Am Anfang steht das Wir: Babies erleben sich in enger Wechselbeziehung zu ihren Bezugspersonen. Erst ab dem fünften Jahr beginnen Kinder, die Perspektiven von Wir und Ich zu trennen. Nun liefern neue Studien faszinierende Belege für diesen Prozess – abgeleitet vom frühkindlichen Versteckspiel.

Von Martin Hubert | 03.08.2017
    Die Füße einer Mutter und eines Kindes sind auf einer Hängematte zu sehen.
    Kinder sind Beziehungswesen, sie nehmen sich als Teil eines großen Ganzen wahr. (Imago / Westend61)
    Der Säugling strampelt, die Mutter beruhigt ihn. Der Säugling brabbelt, die Mutter brabbelt zurück. Die Mutter lacht, der Säugling strahlt.
    Nur Mimik, Gestik und Laute sind im Spiel.
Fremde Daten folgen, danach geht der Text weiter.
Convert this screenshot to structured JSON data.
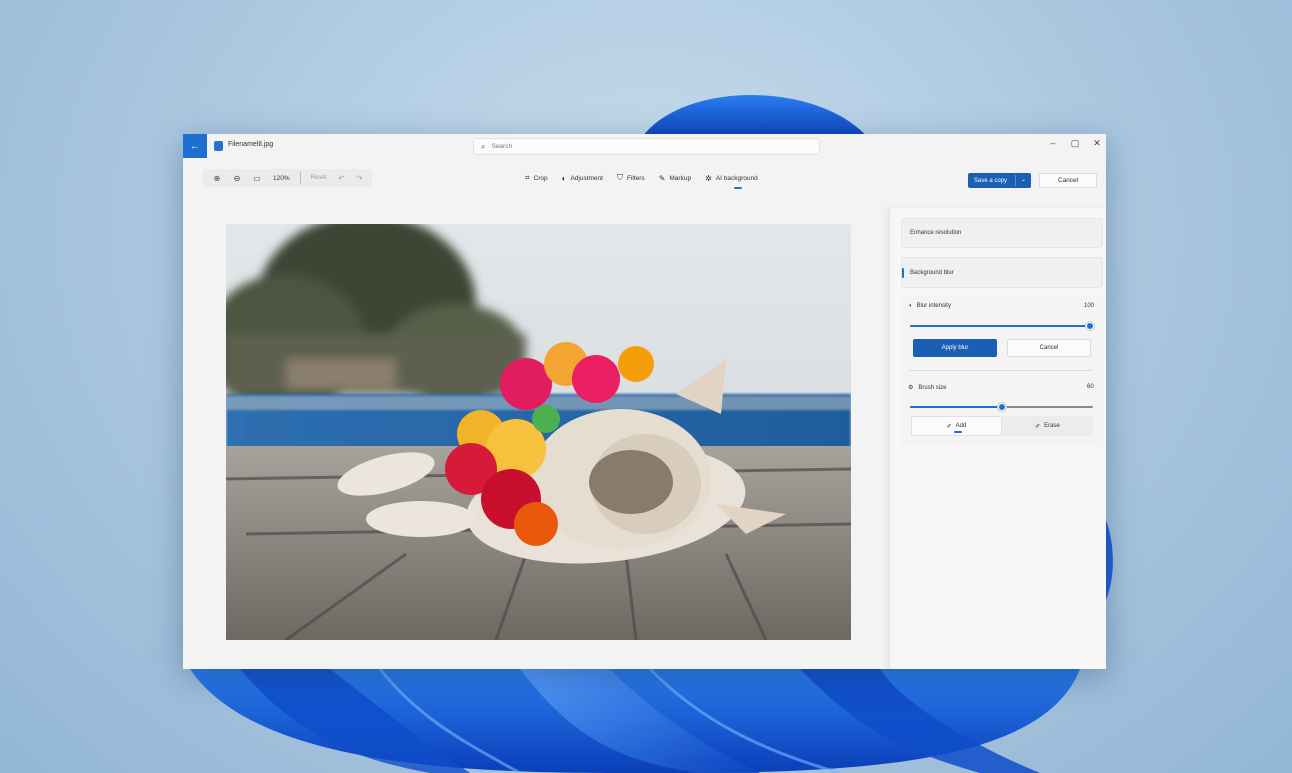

Aber der Dialog zwischen Babies und Müttern kann unglaublich intensiv sein, so als wären sie miteinander verwachsen. Ein erstaunliches Wechselspiel, das lange vor der Zeit stattfindet, in der das Kind Ich zu sich sagt. Colin Trevarthen von der Universität Edinburgh, ein Pionier der Säuglingsforschung, ist daher davon überzeugt, dass am Anfang der Entwicklung eines Menschen das Wir steht. Das Ich eines Babies bildet sich in enger Verbindung mit der Mutter.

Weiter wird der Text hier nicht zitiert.